Another day, another potentially game-changing development in the murder trial at the center of the Netflix docuseries Making a Murderer: Steven Avery has filed a motion with the Wisconsin Court of Appeals challenging his conviction for the 2005 murder of Teresa Halbach.
Avery's appeal alleges that the search of his property, which extended over several days and yielded evidence that helped convince the jury he was responsible for the crime, was conducted without a legitimate warrant. He also claims that the jury pool was tainted by one juror who appeared to be hell-bent on getting a conviction and may have pressured other jurors to find Avery guilty.
The appeal motion is surprising for a couple of reasons: One is that, according to both the documentary and more recent news reports, Avery had exhausted all of his appeals. Still, he nonetheless petitioned the court as recently as last year, and was not successful. That appeal, like Monday's, was filed by Avery alone, though high-profile attorney Kathleen T. Zellner signed on to take his case last week. (The court documents are stamped with the date 1/11/2016, but signed by Avery on January 7.)

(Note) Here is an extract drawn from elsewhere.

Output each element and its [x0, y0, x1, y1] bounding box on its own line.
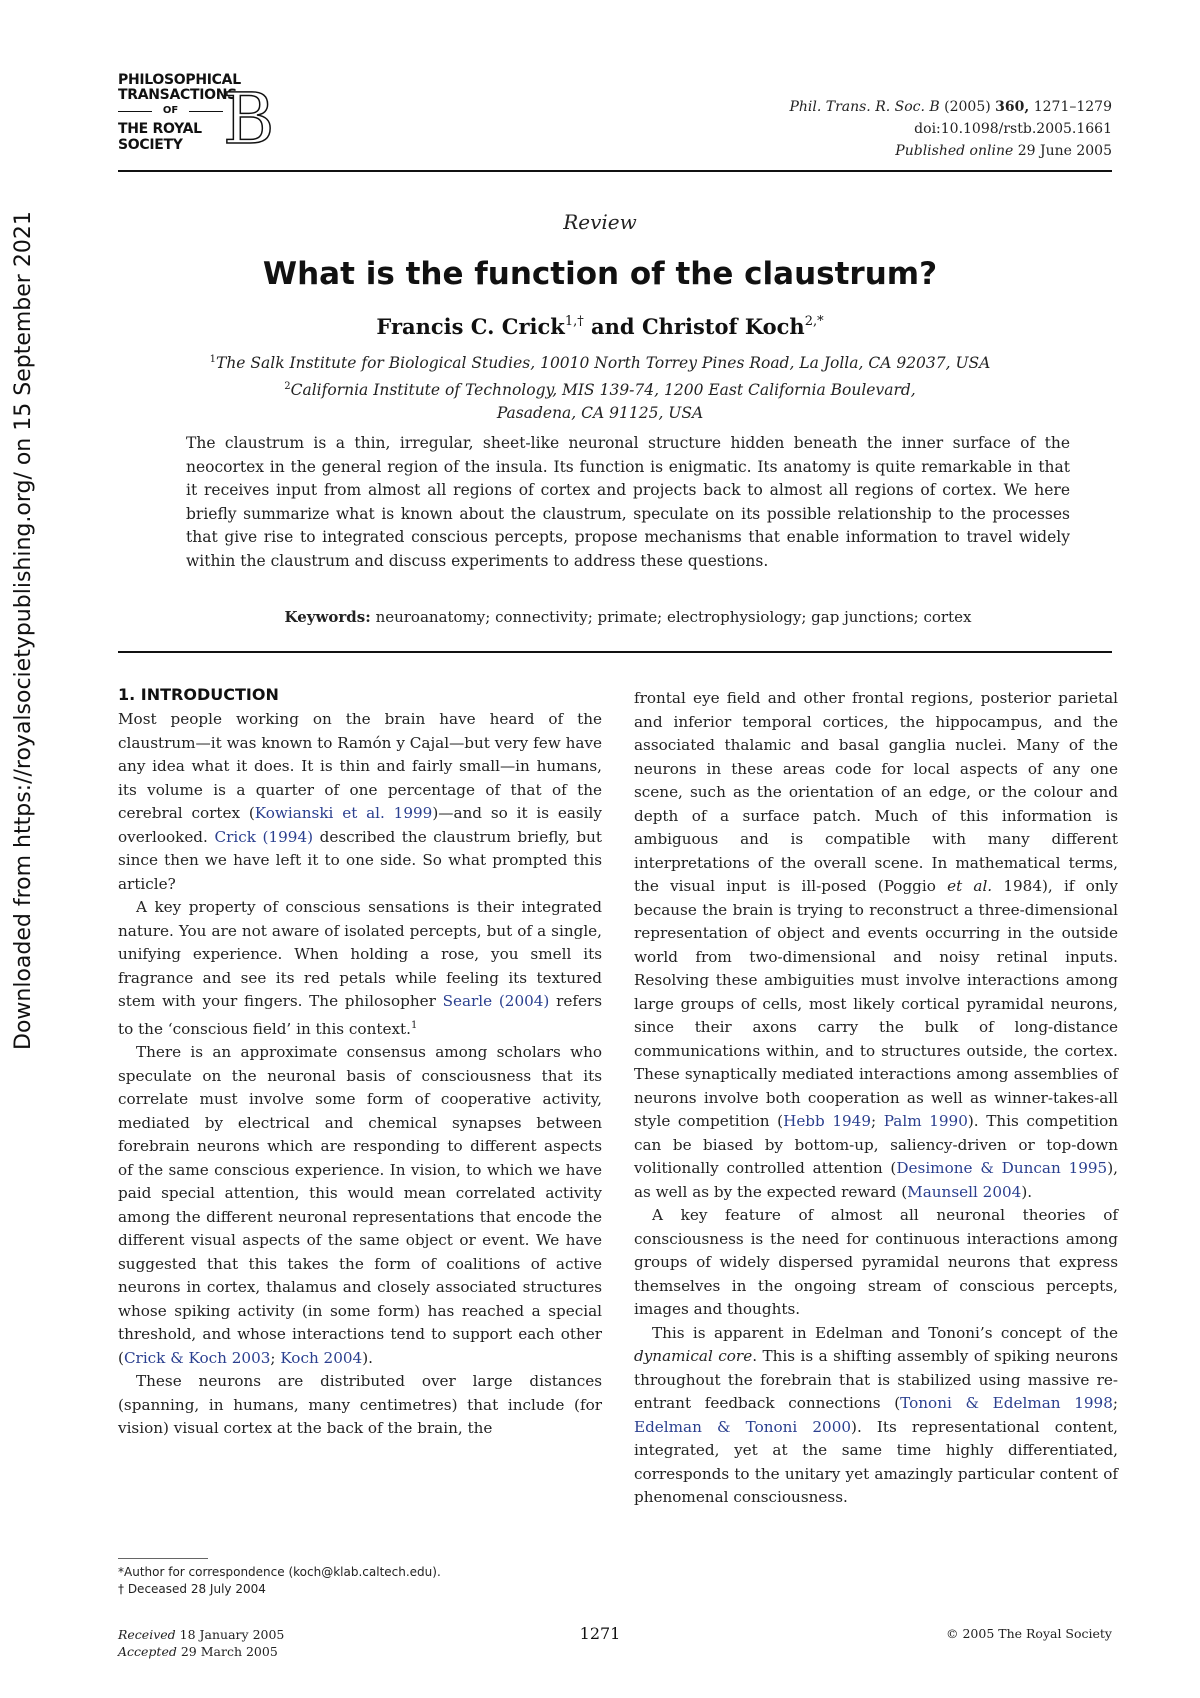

Also, when one original juror was excused for a family emergency early in the deliberations, the defense team was given an opportunity to call for a mistrial rather than have the juror replaced. They opted to proceed with a new juror. Whether or not that will have any bearing on Avery's latest appeal request remains to be seen.
This is purely speculative, but it's possible that new information or evidence regarding the allegedly poisonous juror came to light quite recently: In an appearance on The Today Show last week, Making a Murderer filmmakers Laura Ricciardi and Moira Demos said they had been approached by a juror who helped convict Avery and who has since had a change of heart.
"We were contacted by one of the juror who sat through the trial...they told us that they believe Steven Avery was not proven guilty,'' Ricciardi said.